Monday, February 27, 2012


Of all the years we have been traveling up and down Highway 97, we have never stopped at the Peter Skene Ogden Rest Area until this past Saturday.  It is well hidden, and you have to keep your eye out for the sign, but boy was it worth it to stop.  I would rate this as my newest, favorite rest area.
Reading about Mr. Ogden, I found that he led the first recorded journey into central Oregon, discovered Mt.
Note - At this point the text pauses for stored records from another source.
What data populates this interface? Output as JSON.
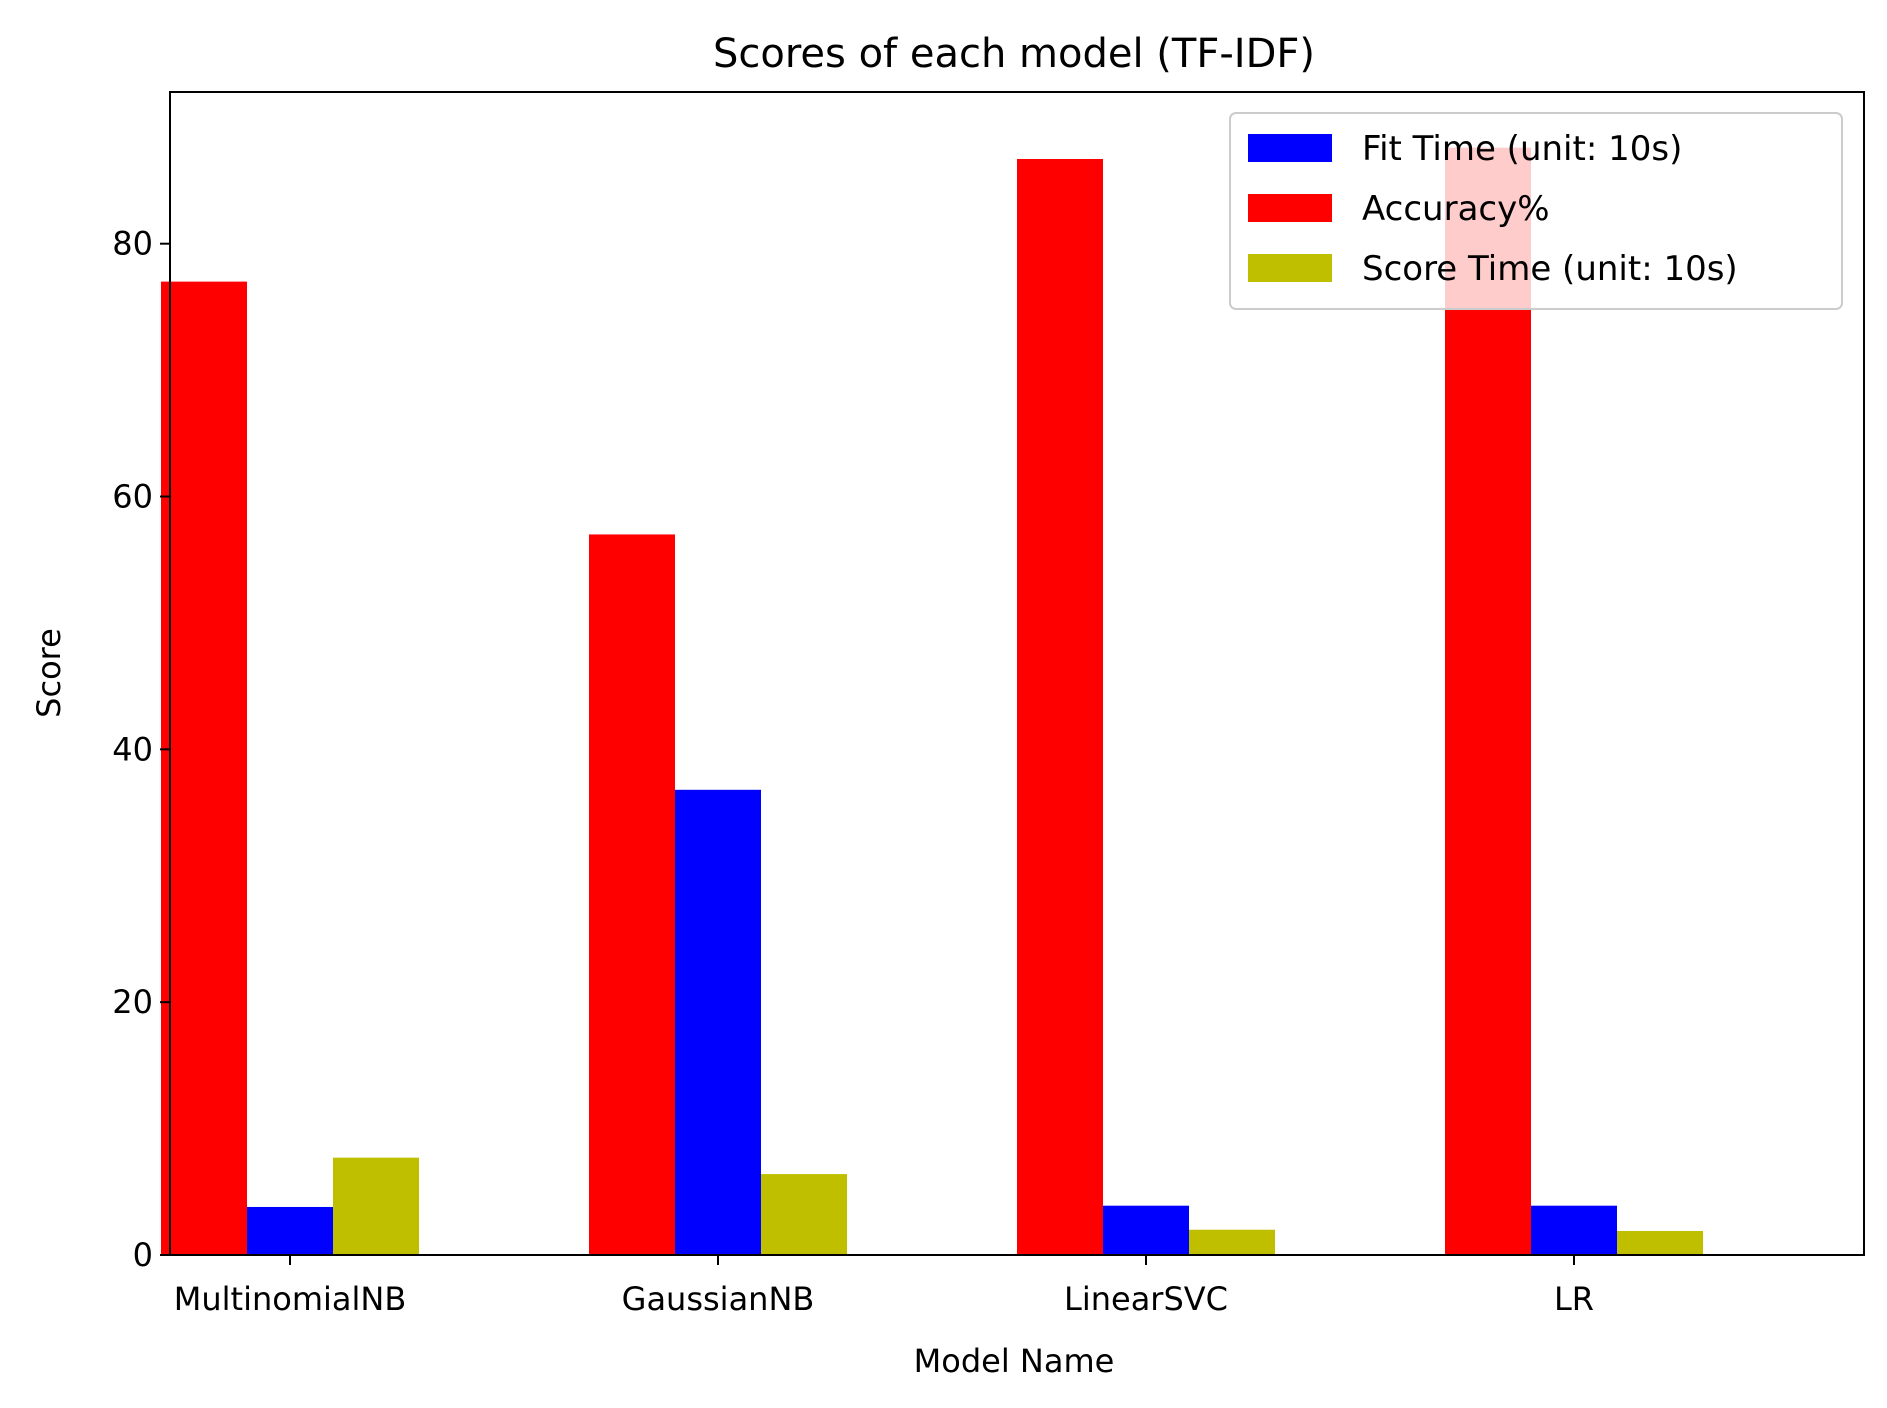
{
  "chart_data": {
    "type": "bar",
    "title": "Scores of each model (TF-IDF)",
    "xlabel": "Model Name",
    "ylabel": "Score",
    "categories": [
      "MultinomialNB",
      "GaussianNB",
      "LinearSVC",
      "LR"
    ],
    "ylim": [
      0,
      92
    ],
    "yticks": [
      0,
      20,
      40,
      60,
      80
    ],
    "grid": false,
    "legend_position": "top-right",
    "series": [
      {
        "name": "Accuracy%",
        "color": "#ff0000",
        "values": [
          77.0,
          57.0,
          86.7,
          87.6
        ]
      },
      {
        "name": "Fit Time (unit: 10s)",
        "color": "#0000ff",
        "values": [
          3.8,
          36.8,
          3.9,
          3.9
        ]
      },
      {
        "name": "Score Time (unit: 10s)",
        "color": "#bfbf00",
        "values": [
          7.7,
          6.4,
          2.0,
          1.9
        ]
      }
    ],
    "legend_order": [
      "Fit Time (unit: 10s)",
      "Accuracy%",
      "Score Time (unit: 10s)"
    ]
  }
}
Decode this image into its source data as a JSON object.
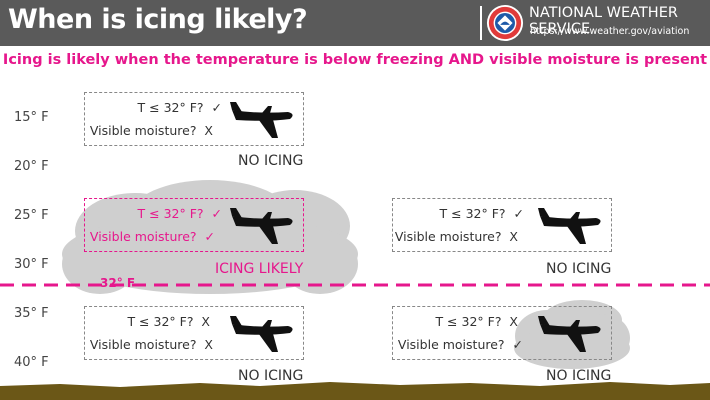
{
  "header": {
    "title": "When is icing likely?",
    "agency_name": "NATIONAL WEATHER SERVICE",
    "agency_url": "https://www.weather.gov/aviation"
  },
  "subtitle": "Icing is likely when the temperature is below freezing AND visible moisture is present",
  "temperature_labels": [
    "15° F",
    "20° F",
    "25° F",
    "30° F",
    "35° F",
    "40° F"
  ],
  "freezing_line_label": "32° F",
  "scenarios": [
    {
      "temp_question": "T ≤ 32° F?",
      "temp_answer": "✓",
      "moisture_question": "Visible moisture?",
      "moisture_answer": "X",
      "result": "NO ICING"
    },
    {
      "temp_question": "T ≤ 32° F?",
      "temp_answer": "✓",
      "moisture_question": "Visible moisture?",
      "moisture_answer": "✓",
      "result": "ICING LIKELY"
    },
    {
      "temp_question": "T ≤ 32° F?",
      "temp_answer": "✓",
      "moisture_question": "Visible moisture?",
      "moisture_answer": "X",
      "result": "NO ICING"
    },
    {
      "temp_question": "T ≤ 32° F?",
      "temp_answer": "X",
      "moisture_question": "Visible moisture?",
      "moisture_answer": "X",
      "result": "NO ICING"
    },
    {
      "temp_question": "T ≤ 32° F?",
      "temp_answer": "X",
      "moisture_question": "Visible moisture?",
      "moisture_answer": "✓",
      "result": "NO ICING"
    }
  ],
  "colors": {
    "header_bg": "#5a5a5a",
    "accent": "#e6178c",
    "cloud": "#cfcfcf",
    "ground": "#6b5717"
  }
}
Shasta, rescued the survivors of the Whitman massacre in Walla Walla, and the city of Ogden, Utah is named after him.  The rest area is the site of one of Oregon's most sensational murders, on May 10, 1961, where two children were thrown from the cliff, which plunges straight down about 300-500 feet to the floor of the Gorge and the Crooked River.  The accused, a woman by the name of Jeannace June Freeman, was the only woman in Oregon's history to be sentenced to death.
Aside from that last bit of gruesome history, the rest area itself is beautiful, with fantastic views of the Crooked River Canyon, and the ability to view the historic Oregon Trunk Railroad Bridge, constructed in 1911, and to walk across the Crooked River High Bridge, constructed in 1926, which was used until the late 1990's.  At 296 feet above the river, it was the nation's highest single arch span when constructed.

The bridge built to replace the Crooked River High Bridge is known as the Rex T Barber Memorial Bridge.  It was named after the Oregon native, born and raised in nearby Culver, OR.  Barber achieved fame in World War II by being the fighter pilot who in 1943, shot down the airplane carrying Japanese Adm. Yamamoto, the mastermind of the attack on Pearl Harbor.  There are a few displays of his military achievements and a history of his life afterward.
The one thing you will see over and over as you walk around the rest area, are warning signs about the cliffs, to make sure you supervise children, and because there have been many dogs that made the fatal error of running and jumping off the cliff, pets are restricted to your vehicle or to the designated pet area.

If you happen to find your way on your travels through Oregon on Highway 97, don't miss your opportunity to view this scenic landmark.


Anonymous said...

Great pictures!!! and I'm glad you included the info about the bridge and the area. Most Interesting. I gave my niece, Emily, the blog address so she could access your wonderful pictures and info. I will make sure know about this post. As always, thanks for sharing!

Mom said...

Interesting tidbit of history and beautiful pictures. Do no walk off the cliff.